The problem with setting up a dynamite factory in France was that the state had a monopoly on the gunpowder industry. For years, the Nobel Liaisons were unable to obtain permission to import dynamite, so all shipments of dynamite sent by Nobel were confiscated at customs. While Nobel was marketing dynamite in Britain, he was also negotiating in France to form a company. Nobel's French partner, Paul Barbe, wrote to the French government to appeal directly, but the war declared against Prussia delayed the application. After the war, the need for a new and effective explosive was recognised in France, and Nobel's partner was authorised to start large-scale production of dynamite. For a while, France produced a lot of dynamite, but in 1871 the production of explosives was banned. This was due to a law prohibiting the manufacture and marketing of explosives, which had been enacted in the same year.
Nobel and his partner Barbe lodged an objection. Barbe, in particular, was active in promoting the resumption of dynamite production. At the beginning of 1872, the French War Ministry cancelled all its contracts with Nobel and Barbe and started to manufacture dynamite itself, although Nobel's patent was still valid. Nobel believed that the French government had secretly expropriated his patent without informing him. However, it turned out that Nobel's French patent agent had forgotten to pay the annual patent fee. This oversight had rendered Nobel's French dynamite patent worthless.

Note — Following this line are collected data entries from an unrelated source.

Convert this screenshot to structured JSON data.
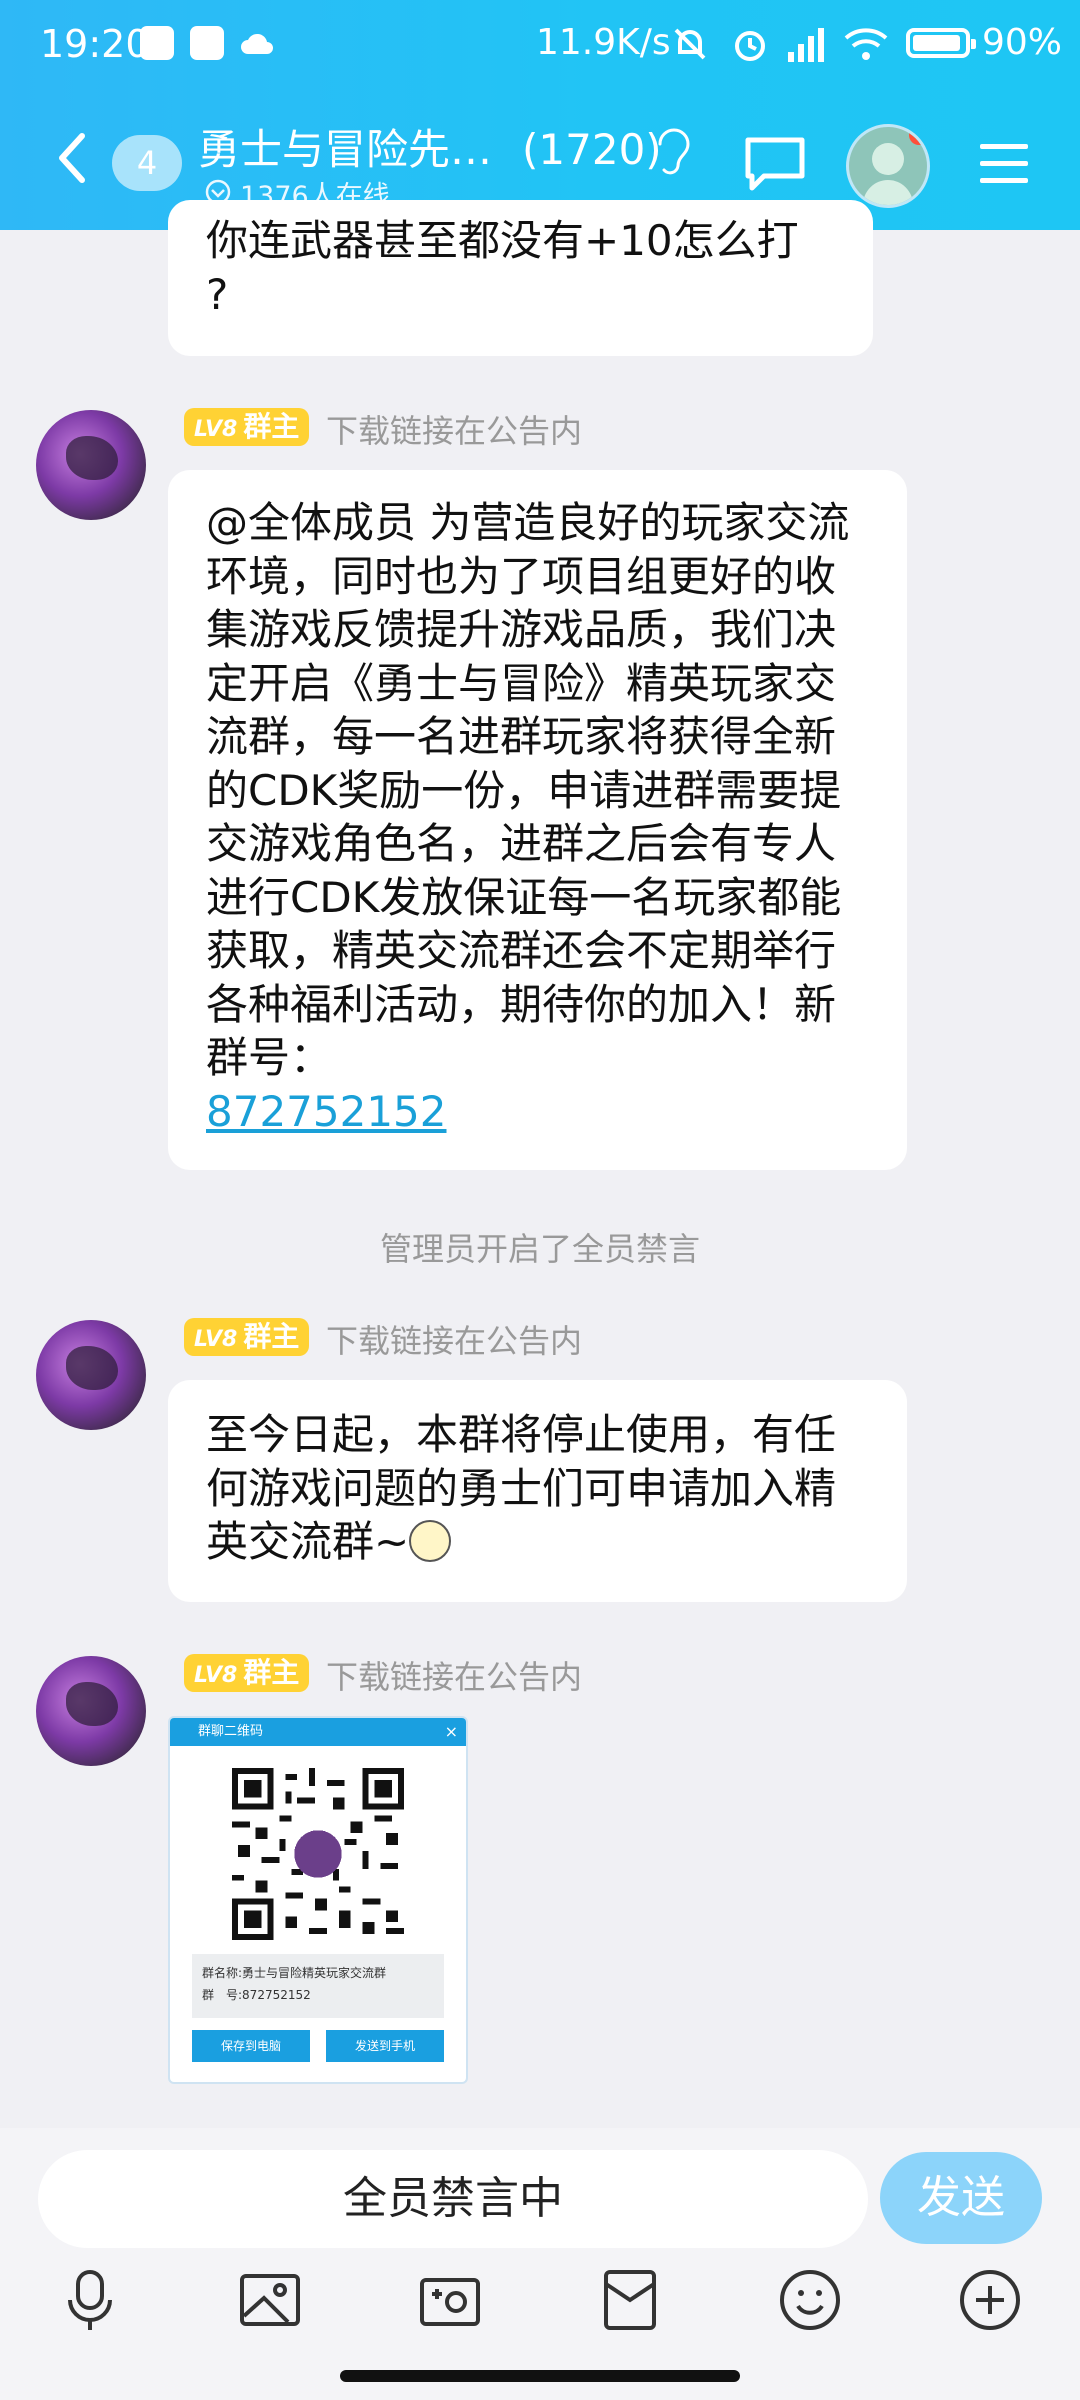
{
  "status_bar": {
    "time": "19:20",
    "network_speed": "11.9K/s",
    "battery": "90%",
    "battery_level": 0.9
  },
  "header": {
    "unread_count": "4",
    "group_name": "勇士与冒险先…",
    "member_count": "(1720)",
    "online_text": "1376人在线",
    "icons": [
      "back-icon",
      "ear-icon",
      "chat-icon",
      "avatar",
      "menu-icon"
    ]
  },
  "messages": {
    "partial_text": "你连武器甚至都没有+10怎么打\n?",
    "sender_level": "LV8",
    "sender_role": "群主",
    "sender_nick": "下载链接在公告内",
    "announcement_text": "@全体成员 为营造良好的玩家交流环境，同时也为了项目组更好的收集游戏反馈提升游戏品质，我们决定开启《勇士与冒险》精英玩家交流群，每一名进群玩家将获得全新的CDK奖励一份，申请进群需要提交游戏角色名，进群之后会有专人进行CDK发放保证每一名玩家都能获取，精英交流群还会不定期举行各种福利活动，期待你的加入！新群号：",
    "group_number": "872752152",
    "system_notice": "管理员开启了全员禁言",
    "stop_text": "至今日起，本群将停止使用，有任何游戏问题的勇士们可申请加入精英交流群~",
    "qr_card": {
      "title": "群聊二维码",
      "close": "×",
      "name_line": "群名称:勇士与冒险精英玩家交流群",
      "number_line": "群　号:872752152",
      "save_button": "保存到电脑",
      "send_button": "发送到手机"
    }
  },
  "input_bar": {
    "placeholder": "全员禁言中",
    "send_label": "发送",
    "tools": [
      "mic-icon",
      "image-icon",
      "camera-icon",
      "red-packet-icon",
      "emoji-icon",
      "plus-icon"
    ]
  },
  "colors": {
    "header_start": "#2fb8f6",
    "header_end": "#1ec6f4",
    "link": "#1aa0d8",
    "badge_gold": "#ffd234",
    "send_button": "#8cd4fa"
  }
}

The police were soon ordered to confiscate all dynamite that was not produced by the state. The situation looked bad for Nobel and Barbe, but the problem was solved. When it emerged that a law had already been passed prohibiting the state monopoly from selling gunpowder at prices above the production price, public opinion in France, impoverished by war reparations, turned against the gunpowder monopoly, and a political dispute erupted over the monopoly's position. After many stages, it was decided to exclude dynamite and all other nitroglycerine-based explosives from the monopoly. In 1875, the Société Générale de la Fabrication de la Dynamite was founded.
Nobel had an early interest in the Italian and Swiss markets, as both countries had a number of large-scale public works projects. There was a strong demand for an efficient and safe explosive for the construction of bridges, harbours, railways and tunnels. In 1871, Nobel applied for a patent for dynamite in Italy, which he obtained in December that year. When the manufacture of dynamite was banned in France in 1872, Nobel's partner contacted Louis Favre, a Swiss contractor. Favre, who had amassed a considerable fortune, was able to pay the required guarantee of eight million francs and was lured to Switzerland to become a partner in the company. A few years later, however, Nobel bought Favre out of the company. However, a factory was built in Switzerland, which began its first deliveries in the summer of 1873.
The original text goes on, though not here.